Getting ripped off is never fun. Yet, it is an experience that many small business owners have had at least once (and probably more). If this happens to you, how can you go about getting paid for your product or services?
Begin Collecting ASAP
The longer a debt is outstanding, the less likely it is to be paid. With this in mind, begin the collections process as soon as possible after the bill becomes delinquent.
Directly Contact the Debtor
Begin with a phone call to the debtor. He or she may have simply forgotten to pay or may have a legitimate reason for lateness. If you are unable to get a satisfactory response from the customer, make repeated calls, but don’t call more than once per day. Be sure to keep notes of your conversations, as well.
If your first few calls do not work, send letters to the customer. Each letter should escalate in intensity. For example, the first letter may be a notification that the bill is past-due and each letter after can become more serious, letting the customer know what actions you may take if the issue lingers on.
When contacting the customer directly, be sure not to include threats or derogatory comments. This may be construed as harassment and is unprofessional in nature.

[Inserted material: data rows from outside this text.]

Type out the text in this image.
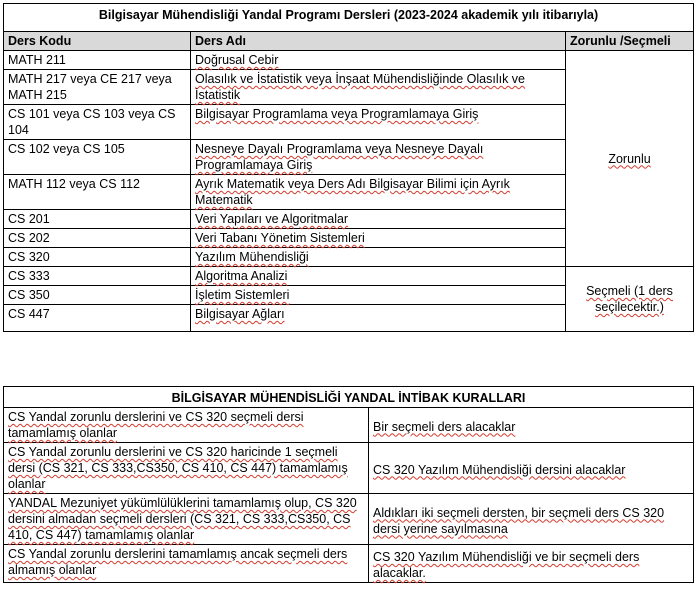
Bilgisayar Mühendisliği Yandal Programı Dersleri (2023-2024 akademik yılı itibarıyla)		
Ders Kodu	Ders Adı	Zorunlu /Seçmeli
MATH 211	Doğrusal Cebir	Zorunlu
MATH 217 veya CE 217 veya MATH 215	Olasılık ve İstatistik veya İnşaat Mühendisliğinde Olasılık ve İstatistik	
CS 101 veya CS 103 veya CS 104	Bilgisayar Programlama veya Programlamaya Giriş	
CS 102 veya CS 105	Nesneye Dayalı Programlama veya Nesneye Dayalı Programlamaya Giriş	
MATH 112 veya CS 112	Ayrık Matematik veya Ders Adı Bilgisayar Bilimi için Ayrık Matematik	
CS 201	Veri Yapıları ve Algoritmalar	
CS 202	Veri Tabanı Yönetim Sistemleri	
CS 320	Yazılım Mühendisliği	
CS 333	Algoritma Analizi	Seçmeli (1 ders seçilecektir.)
CS 350	İşletim Sistemleri	
CS 447	Bilgisayar Ağları	
BİLGİSAYAR MÜHENDİSLİĞİ YANDAL İNTİBAK KURALLARI	
CS Yandal zorunlu derslerini ve CS 320 seçmeli dersi tamamlamış olanlar	Bir seçmeli ders alacaklar
CS Yandal zorunlu derslerini ve CS 320 haricinde 1 seçmeli dersi (CS 321, CS 333,CS350, CS 410, CS 447) tamamlamış olanlar	CS 320 Yazılım Mühendisliği dersini alacaklar
YANDAL Mezuniyet yükümlülüklerini tamamlamış olup, CS 320 dersini almadan seçmeli dersleri (CS 321, CS 333,CS350, CS 410, CS 447) tamamlamış olanlar	Aldıkları iki seçmeli dersten, bir seçmeli ders CS 320 dersi yerine sayılmasına
CS Yandal zorunlu derslerini tamamlamış ancak seçmeli ders almamış olanlar	CS 320 Yazılım Mühendisliği ve bir seçmeli ders alacaklar.
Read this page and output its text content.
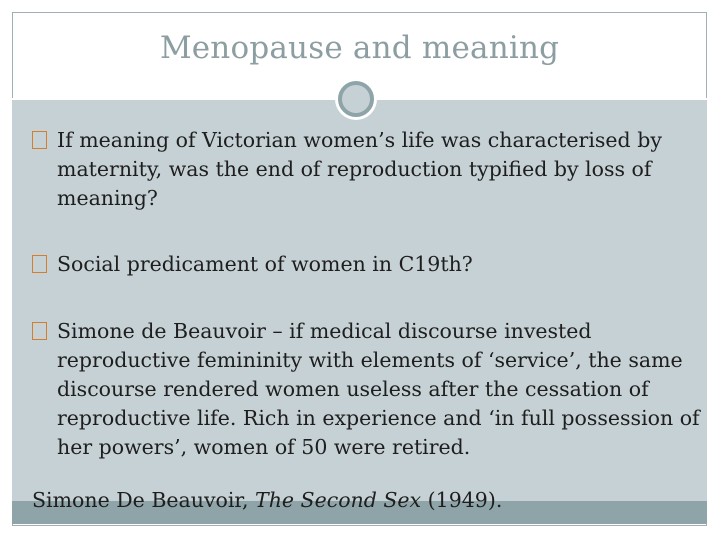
Menopause and meaning
If meaning of Victorian women’s life was characterised by maternity, was the end of reproduction typified by loss of meaning?
Social predicament of women in C19th?
Simone de Beauvoir – if medical discourse invested reproductive femininity with elements of ‘service’, the same discourse rendered women useless after the cessation of reproductive life. Rich in experience and ‘in full possession of her powers’, women of 50 were retired.
Simone De Beauvoir, The Second Sex (1949).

Offer a One-Time Reduction
If you have doubts about being paid the full amount, consider striking a deal with the debtor. Offer a one-time deal for a lower amount. Be sure to put this in writing and get the agreed-upon amount in full.
Hire a Collections Agency
If your personal efforts to collect the debt have not gone as planned, hire a collections agency. Check with fellow business owners and on the Internet for a qualified collections agency that can improve your chances of getting paid.
A collections agency will typically offer you 50 percent of what they collect. It’s not an ideal situation, but you may recover some of the debt instead of walking away empty-handed.
Pursue Legal Action
If all else fails, pursue legal action. Take the issue to small claims court. Bring any supporting documentation and/or witnesses with you and have your case heard.
If you lose your case, you can file an appeal. If you win, then the debtor can either pay you voluntarily or the court can enforce payment through a lien on the debtor’s property, wage garnishments or other actions.
At each step in this process, consider the costs and benefits of continuing. For example, if you are owed $10,000, it may be worthwhile to take the time and effort along with any expenses of collecting the debt. However, if a debtor owes you $50, you may wish to just cease further business with this customer.
Always abide by the Fair Debt Collections Practices Act when dealing with consumer debtors. This is a Federal law that governs debt collections.
Whatever the case may be, you’ll improve your chances of collecting debts by following the recommended actions. Take note of what works for you and develop your own collections procedure as you go along. Give it a shot and recover as much of your hard-earned revenue as possible.